For the period during which you are leading this inspection and documenting the results, you will report directly to me. The guidance in Inspection Procedure 93812, Special Inspection and Management Directive 8.3, NRC Incident Investigation Procedures, applies to your inspection.
If you have any questions regarding the objectives of the enclosed charter, contact Charles A. Casto at (404) 562-4500.
Docket Nos.: 50-338, 50-339 License Nos.: NPF-4, NPF-7 Enclosure: SIT Charter cc w/encl:
L. Reyes, EDO S. Campbell, EDO W. Kane, DEDO CONTACT: Eugene F. Guthrie, DRP/RII 404-562-4662 Attachment 2
A2-2 SPECIAL INSPECTION TEAM (SIT) CHARTER UNIT 2 SPURIOUS SAFETY INJECTION ACTUATION AND REACTOR TRIP Basis for the Formation of the SIT -On 06/29/07 at approximately 5:52 p.m., Unit 2 received a spurious 'B' train safety injection (SI). This spurious 'B' train SI resulted in a Unit 2 reactor trip.

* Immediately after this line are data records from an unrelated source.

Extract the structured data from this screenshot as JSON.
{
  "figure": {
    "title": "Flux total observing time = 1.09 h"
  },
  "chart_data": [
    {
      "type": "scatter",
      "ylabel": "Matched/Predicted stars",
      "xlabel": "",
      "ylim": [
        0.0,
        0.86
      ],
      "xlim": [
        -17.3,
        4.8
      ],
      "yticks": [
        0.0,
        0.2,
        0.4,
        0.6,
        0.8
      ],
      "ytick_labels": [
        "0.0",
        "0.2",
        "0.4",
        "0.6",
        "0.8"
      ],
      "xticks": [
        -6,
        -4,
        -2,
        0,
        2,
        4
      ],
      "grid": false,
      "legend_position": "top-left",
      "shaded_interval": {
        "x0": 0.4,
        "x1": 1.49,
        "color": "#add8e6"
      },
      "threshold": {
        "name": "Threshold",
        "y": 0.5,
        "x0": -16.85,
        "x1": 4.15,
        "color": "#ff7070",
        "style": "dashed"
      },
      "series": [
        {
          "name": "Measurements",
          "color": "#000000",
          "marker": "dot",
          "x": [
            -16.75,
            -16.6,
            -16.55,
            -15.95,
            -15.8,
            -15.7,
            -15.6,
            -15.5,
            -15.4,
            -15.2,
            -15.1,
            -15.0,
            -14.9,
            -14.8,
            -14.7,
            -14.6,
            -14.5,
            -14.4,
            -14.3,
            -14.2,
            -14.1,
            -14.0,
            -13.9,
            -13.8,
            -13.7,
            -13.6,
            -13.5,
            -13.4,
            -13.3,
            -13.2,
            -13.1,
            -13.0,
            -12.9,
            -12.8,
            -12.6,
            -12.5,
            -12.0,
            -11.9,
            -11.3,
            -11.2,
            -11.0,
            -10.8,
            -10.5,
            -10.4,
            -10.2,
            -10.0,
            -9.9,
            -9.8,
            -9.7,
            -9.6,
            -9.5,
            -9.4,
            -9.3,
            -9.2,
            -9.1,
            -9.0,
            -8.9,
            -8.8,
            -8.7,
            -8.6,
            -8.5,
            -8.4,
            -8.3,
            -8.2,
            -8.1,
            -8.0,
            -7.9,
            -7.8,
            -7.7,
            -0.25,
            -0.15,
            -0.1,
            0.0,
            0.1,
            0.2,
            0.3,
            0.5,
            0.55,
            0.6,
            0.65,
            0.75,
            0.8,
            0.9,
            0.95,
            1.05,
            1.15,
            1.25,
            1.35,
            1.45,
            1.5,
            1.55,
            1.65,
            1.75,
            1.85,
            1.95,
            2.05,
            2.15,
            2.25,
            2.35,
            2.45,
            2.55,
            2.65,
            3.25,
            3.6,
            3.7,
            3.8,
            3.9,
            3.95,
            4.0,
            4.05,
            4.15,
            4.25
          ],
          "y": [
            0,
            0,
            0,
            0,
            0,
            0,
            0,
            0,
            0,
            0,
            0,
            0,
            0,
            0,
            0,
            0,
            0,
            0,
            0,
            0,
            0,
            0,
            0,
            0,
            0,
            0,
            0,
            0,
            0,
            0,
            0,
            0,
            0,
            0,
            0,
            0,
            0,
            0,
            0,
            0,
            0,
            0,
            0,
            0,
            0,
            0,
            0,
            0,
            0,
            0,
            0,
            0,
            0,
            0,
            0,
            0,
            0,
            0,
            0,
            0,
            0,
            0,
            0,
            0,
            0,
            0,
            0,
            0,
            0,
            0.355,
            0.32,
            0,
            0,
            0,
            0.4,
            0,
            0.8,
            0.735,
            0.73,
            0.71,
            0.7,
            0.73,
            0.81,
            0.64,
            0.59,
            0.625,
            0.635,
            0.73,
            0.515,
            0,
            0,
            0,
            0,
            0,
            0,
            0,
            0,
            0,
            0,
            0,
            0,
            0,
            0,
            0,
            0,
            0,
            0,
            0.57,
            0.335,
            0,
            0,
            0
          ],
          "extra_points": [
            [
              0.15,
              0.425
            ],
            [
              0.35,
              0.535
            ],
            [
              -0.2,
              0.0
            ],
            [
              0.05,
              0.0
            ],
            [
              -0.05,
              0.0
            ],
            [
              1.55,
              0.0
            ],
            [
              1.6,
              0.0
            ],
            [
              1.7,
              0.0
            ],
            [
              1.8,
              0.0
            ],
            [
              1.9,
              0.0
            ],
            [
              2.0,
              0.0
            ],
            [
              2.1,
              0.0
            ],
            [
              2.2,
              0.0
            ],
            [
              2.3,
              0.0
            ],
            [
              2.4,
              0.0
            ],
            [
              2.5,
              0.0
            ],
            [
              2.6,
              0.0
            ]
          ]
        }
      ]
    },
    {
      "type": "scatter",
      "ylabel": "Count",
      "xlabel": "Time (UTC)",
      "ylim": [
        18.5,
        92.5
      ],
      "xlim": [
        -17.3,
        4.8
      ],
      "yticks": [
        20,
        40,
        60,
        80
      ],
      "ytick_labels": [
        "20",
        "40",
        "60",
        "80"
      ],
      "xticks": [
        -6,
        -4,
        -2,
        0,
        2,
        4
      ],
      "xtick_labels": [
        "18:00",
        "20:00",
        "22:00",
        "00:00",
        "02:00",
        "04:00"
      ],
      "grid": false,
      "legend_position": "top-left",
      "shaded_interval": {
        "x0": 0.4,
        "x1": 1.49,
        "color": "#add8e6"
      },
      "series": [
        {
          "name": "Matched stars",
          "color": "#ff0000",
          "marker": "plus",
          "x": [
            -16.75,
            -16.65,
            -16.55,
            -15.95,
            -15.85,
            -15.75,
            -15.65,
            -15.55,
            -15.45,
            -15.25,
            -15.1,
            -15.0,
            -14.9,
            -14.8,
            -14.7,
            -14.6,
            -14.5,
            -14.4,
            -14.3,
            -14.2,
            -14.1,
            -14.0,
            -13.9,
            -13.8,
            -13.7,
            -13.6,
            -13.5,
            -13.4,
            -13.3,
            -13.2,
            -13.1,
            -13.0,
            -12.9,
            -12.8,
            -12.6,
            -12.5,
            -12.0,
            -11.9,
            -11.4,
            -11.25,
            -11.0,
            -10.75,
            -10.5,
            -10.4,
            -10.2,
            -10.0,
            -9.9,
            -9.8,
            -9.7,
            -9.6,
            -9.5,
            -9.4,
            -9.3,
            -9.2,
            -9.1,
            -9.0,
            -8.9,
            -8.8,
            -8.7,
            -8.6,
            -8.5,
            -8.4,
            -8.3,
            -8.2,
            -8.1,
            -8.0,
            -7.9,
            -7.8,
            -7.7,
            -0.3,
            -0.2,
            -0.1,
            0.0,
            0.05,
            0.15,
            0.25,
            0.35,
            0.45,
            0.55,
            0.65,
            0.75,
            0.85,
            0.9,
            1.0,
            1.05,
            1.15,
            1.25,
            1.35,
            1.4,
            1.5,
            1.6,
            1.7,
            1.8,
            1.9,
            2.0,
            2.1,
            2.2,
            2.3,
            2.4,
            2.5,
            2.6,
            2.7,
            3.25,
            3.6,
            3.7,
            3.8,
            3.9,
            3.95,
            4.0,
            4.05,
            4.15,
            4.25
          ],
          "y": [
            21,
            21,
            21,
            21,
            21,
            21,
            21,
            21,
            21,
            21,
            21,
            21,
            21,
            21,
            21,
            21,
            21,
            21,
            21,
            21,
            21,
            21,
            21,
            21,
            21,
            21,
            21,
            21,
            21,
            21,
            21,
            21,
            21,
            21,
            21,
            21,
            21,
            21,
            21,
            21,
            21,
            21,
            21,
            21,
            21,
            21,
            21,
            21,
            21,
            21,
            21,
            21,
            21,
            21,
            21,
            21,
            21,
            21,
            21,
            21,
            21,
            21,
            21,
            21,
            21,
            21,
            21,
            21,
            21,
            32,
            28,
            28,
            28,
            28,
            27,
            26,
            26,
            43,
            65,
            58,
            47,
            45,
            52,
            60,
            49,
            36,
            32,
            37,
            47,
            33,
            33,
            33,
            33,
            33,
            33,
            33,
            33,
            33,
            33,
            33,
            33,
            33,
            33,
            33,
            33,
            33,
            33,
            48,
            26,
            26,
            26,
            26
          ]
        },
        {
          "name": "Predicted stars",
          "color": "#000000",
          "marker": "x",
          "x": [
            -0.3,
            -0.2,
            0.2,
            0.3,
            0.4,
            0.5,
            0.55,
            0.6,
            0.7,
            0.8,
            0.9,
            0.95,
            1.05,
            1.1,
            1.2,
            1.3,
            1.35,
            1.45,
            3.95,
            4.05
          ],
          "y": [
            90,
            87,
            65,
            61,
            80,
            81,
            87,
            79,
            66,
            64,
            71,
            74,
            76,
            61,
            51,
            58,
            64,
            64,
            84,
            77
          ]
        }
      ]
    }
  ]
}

The single train SI resulted in ECCS flow to the reactor coolant system (RCS). The A train of SI was manually initiated per station emergency operating procedures. Subsequently, the A train SI was secured and reset however, the 'B' train of SI could not be reset. Continued injection from the B train SI resulted in RCS inventory increasing resulting in multiple actuations of the pressurizer power operated relief valves (PORV) to limit RCS system pressure. RCS inventory from the PORVs discharged to the pressurizer relief tank, which overfilled the tank and the rupture disc ruptured. Water from the rupture disc was released to the containment sump. Through local, manual actions the licensee was subsequently successful in securing injection from the B train of safety injection, and reactor coolant system pressure and level control was then maintained by normal charging and letdown. During the 'B'
train safety injection a main turbine and reactor trip occurred; auxiliary feedwater pumps started; a containment phase 'A' isolation occurred, ECCS pump actuation occurred; and emergency diesel generators started.
The cause of the spurious actuation on the 'B' train SI was determined, by the licensee, to be caused by a card failure in the SSPS system. The licensee determined that this card failure caused system voltage to reduce sufficiently to spuriously actuate portions of the ECCS systems.
Objectives of the SIT - The objectives of the inspection are to: (1) review the facts surrounding the Unit 2 spurious actuation of the 'B' train of safety injection and reactor trip on June 29, 2007; (2) assess the licensees response and investigation of the event; (3) identify any generic issues associated with the event; and (4) conduct an independent extent of condition review.
To accomplish these objectives, the following will be performed:
a. Develop a complete sequence of events related to the event.
b. Verify and assess the correct operation of equipment that actuated during the event.
c. Verify and assess the Licensees post trip review and investigations were adequate.
d. Review proper operation and design basis function of the power operated relief valves which cycled during the event on June 29,2007. Verify and assess the licensees inspection of the material condition of the power operated relief valves.
e. Identify and evaluate the effectiveness of the immediate actions taken by the licensee in response to this event including use of the emergency operating procedures related to starting the A train safety injection and the inability to reset B train safety injection.
f. Evaluate the adequacy of the procedures used by the operators to respond to the event.
Attachment 2
A2-3 g. Determine the cause, common cause potential, extent of condition, and corrective actions associated with the Unit 2, SSPS card failure.
h. Determine if there are any generic implications associated with this event. Promptly communicate any potential generic issues to regional management I. Review and assess the licensees testing and evaluation of the maintenance and card replacement activities in the SSPS.
j. Determine and assess the licensees implementation of the emergency action level recommendations for appropriate emergency classification on Unit 2 during the event on June 29, 2007.
k. Document the inspection findings and conclusions in an inspection report within 30 days of the inspection.